Will Oasis challenge cat modelling’s big three?

Some of the industry’s most influential companies including Lloyd’s, Allianz, Aon Benfield and Guy Carpenter have joined forces on a project that could revolutionise the way risk models are used by the industry.

Some 21 insurers, reinsurers and brokers, have collaborated to form an independent cat modelling framework that they claim will offer increased transparency and reduce costs.

The Oasis Loss Modelling Framework could trigger a fundamental shift in the way risk models are used by the industry and threaten the market dominance of the three big risk modelling firms the industry has become so reliant upon.

“We have created an open source core that allows users to development and innovate around it,” said Dickie Whitaker, project director of the not-for-profit Oasis Loss Modelling Framework.

“Take flood for example, there are many more models out there than just the ‘big three’ and Oasis allows users to input individual models from each supplier – as well as their own internal cat models.”

Founding members also include Zurich, Amlin, Catlin, Hiscox and Willis.

Whitaker also explained that Oasis’ intent was to create a bridge between the modelling companies and the re/insurance industry, allowing the latter to “challenge calculated risks”.

“By creating a layer of transparency, we are allowing the re/insurers and brokers to gain a better understanding of their risks.
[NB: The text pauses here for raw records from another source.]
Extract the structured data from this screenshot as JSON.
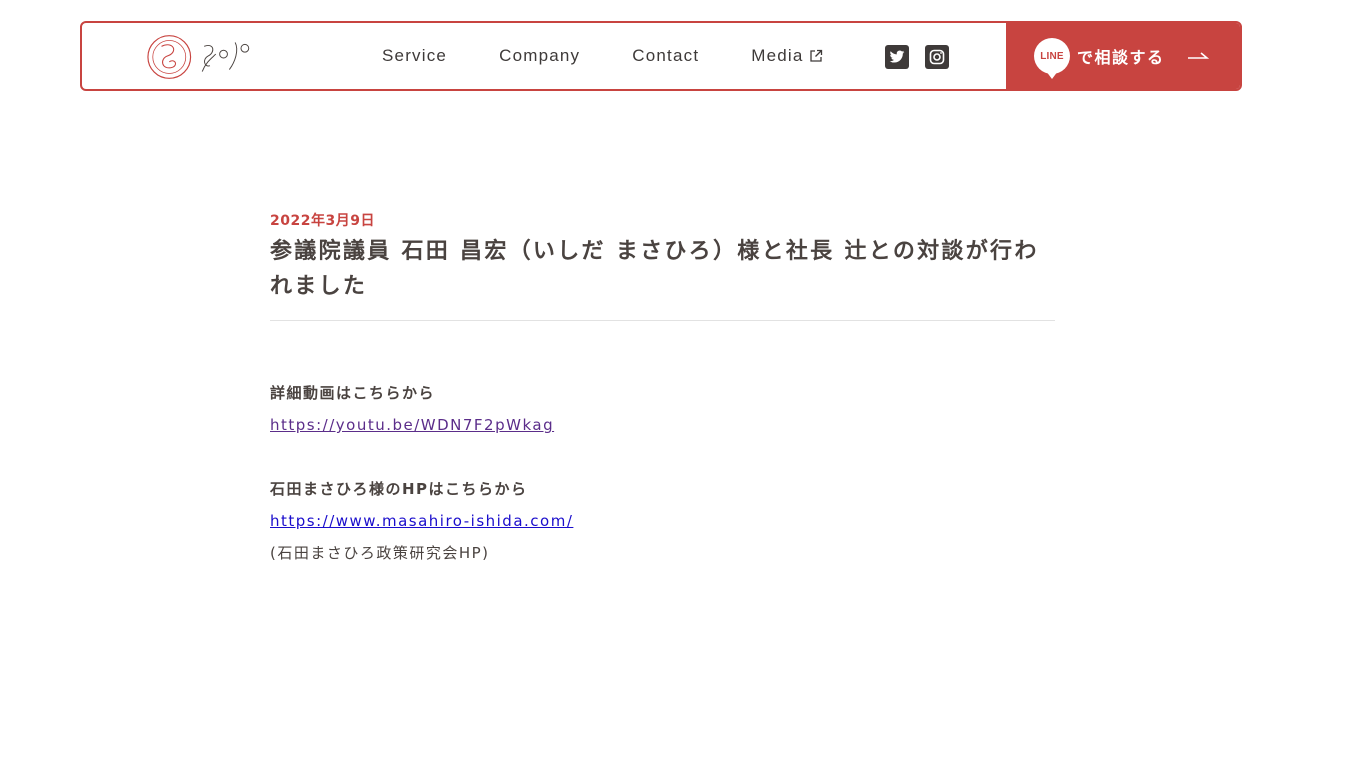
{
  "header": {
    "logo_alt": "yojo",
    "nav": [
      {
        "label": "Service"
      },
      {
        "label": "Company"
      },
      {
        "label": "Contact"
      },
      {
        "label": "Media"
      }
    ],
    "social": [
      "twitter-icon",
      "instagram-icon"
    ],
    "cta": {
      "badge": "LINE",
      "label": "で相談する"
    }
  },
  "article": {
    "date": "2022年3月9日",
    "title": "参議院議員 石田 昌宏（いしだ まさひろ）様と社長 辻との対談が行われました",
    "video_heading": "詳細動画はこちらから",
    "video_link": "https://youtu.be/WDN7F2pWkag",
    "hp_heading": "石田まさひろ様のHPはこちらから",
    "hp_link": "https://www.masahiro-ishida.com/",
    "hp_note": "(石田まさひろ政策研究会HP)"
  },
  "colors": {
    "accent": "#c84440",
    "text": "#4a4340",
    "visited_link": "#5b2d8a",
    "link": "#1a0dcc"
  }
}
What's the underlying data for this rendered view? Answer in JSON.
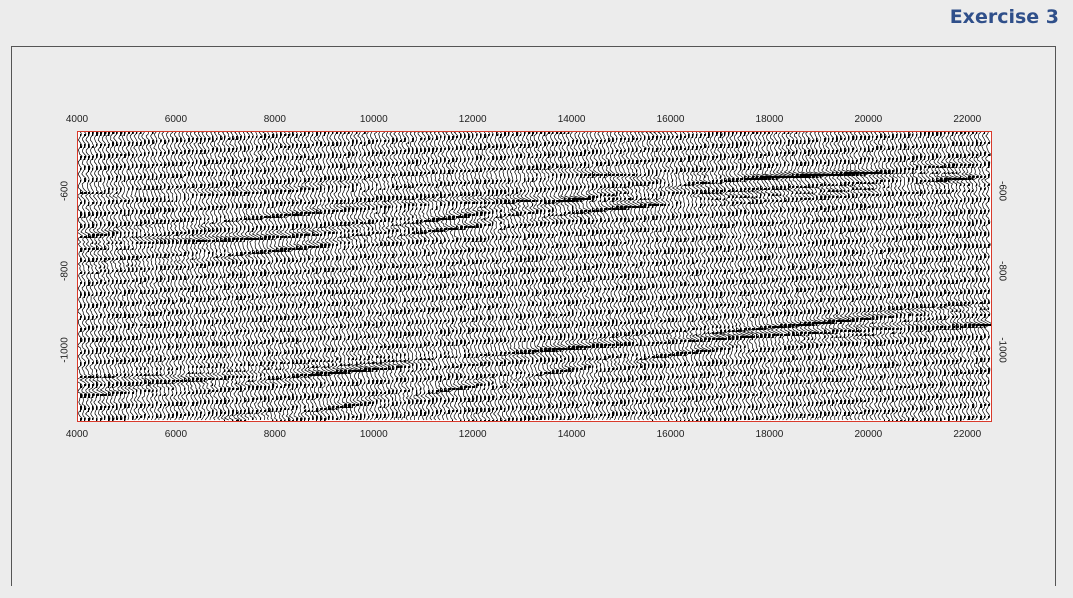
{
  "title": "Exercise 3",
  "section": {
    "x_ticks": [
      "4000",
      "6000",
      "8000",
      "10000",
      "12000",
      "14000",
      "16000",
      "18000",
      "20000",
      "22000"
    ],
    "y_ticks_left": [
      "-600",
      "-800",
      "-1000"
    ],
    "y_ticks_right": [
      "-600",
      "-800",
      "-1000"
    ],
    "x_range": [
      4000,
      22500
    ],
    "y_range": [
      -450,
      -1180
    ],
    "colors": {
      "wiggle": "#000000",
      "border": "#d93a2b",
      "background": "#ffffff",
      "title": "#2f4f8a"
    }
  }
}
Just because models exist doesn’t mean that they can be used easily by the industry,” he said.

Peter Taylor, technical director of Oasis, said: “The Oasis framework reveals the uncertainties in pricing and capital adequacy following from variations in model and portfolio data and from within the calculations themselves.”

The platform is designed to operate as a set of plug-and-play components, technically web services, which can be developed by any member to meet many variations. It will initially offer models covering flood, earthquake, tsunami and bush fire risks. However, Thai flood and Middle East earthquake are expected soon.

Paul Nunn, head of natural catastrophe risk modelling, SCOR Global P&C added: “The Oasis framework brings genuine innovation and choice to the catastrophe risk modelling landscape and is particularly welcome against a backdrop of increasing insurance industry requirements.”

Whitaker added: “The framework is designed to encourage development of further models. We don’t build models ourselves, we encourage associate managers to.”

While a number of insurers have already pledged their involvement, Whitaker said more members would join in the future.